Chang-Diaz, the first Hispanic American to go into space, grew up in Costa Rica as the grandson of a Chinese immigrant. When Chang-Diaz finished high school in San Jose, the Costa Rican capital, he left for the United States with a one-way plane ticket, $50 in his pocket and no knowledge of English.

He settled with relatives in Hartford, Conn., where he slept in a room with nine cousins. He held every odd job he could find, and never remembers eating more than two meals a day.

Chang-Diaz repeated his senior year in a Hartford high school to learn English, and learned so well that he won a scholarship to the University of Connecticut, where he majored in mechanical engineering. He worked in a cafeteria to eat for free and held a nonpaying job in the school's physics laboratory, where an electrical system he built to protect its instruments is still in use today.

"Things were not easy, especially at Christmas," Chang-Diaz said. "I often wondered why I wanted to be here instead of at home in Costa Rica."

He persevered and went on to graduate study at the Massachusetts Institute of Technology. In his spare time, he managed a community house working with chronic mental patients and counseled Hispanic drug addicts.

Chang-Diaz sent his astronaut application to Houston's Johnson Space Center in 1977 as soon as he was awarded his PhD in plasma physics from MIT. He was chosen in 1980.

He set a goal of getting into space by 1986, and would have made it last year if Columbia's flight had not been postponed seven times.
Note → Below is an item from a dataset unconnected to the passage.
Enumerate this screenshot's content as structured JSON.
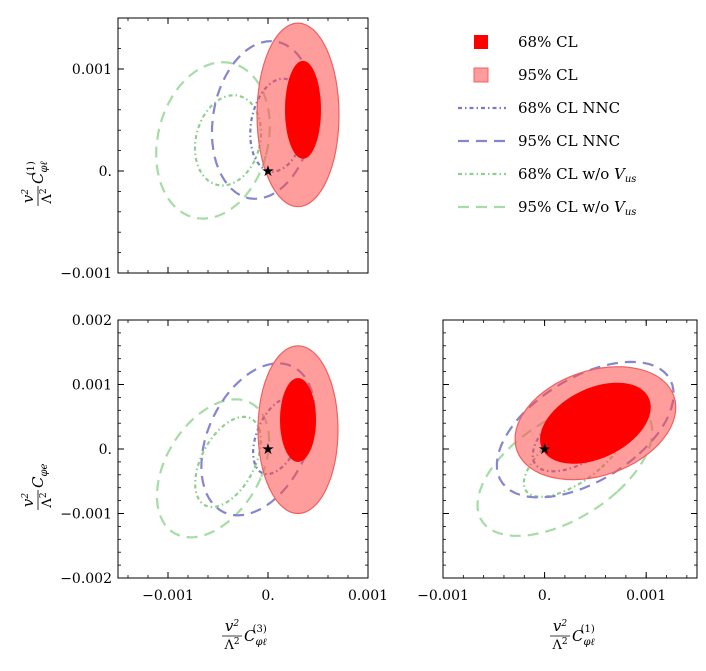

"To tell you the truth, until a couple of months ago, it still seemed far away," Chang-Diaz said before the flight. "When you go to the Cape Canaveral and you see your orbiter and it's all stacked and the solid rocket boosters are already vertically mounted and the external tank is mounted, all of a sudden it becomes very real . . . "

But his childhood wish to fly to the planets has not been abandoned.

"I did my doctorate thesis on a plasma rocket engine that might be used someday to propel a spacecraft all the way to Mars," Chang-Diaz said. "Who knows? I could get to fly to Mars in a spacecraft driven by my own rocket."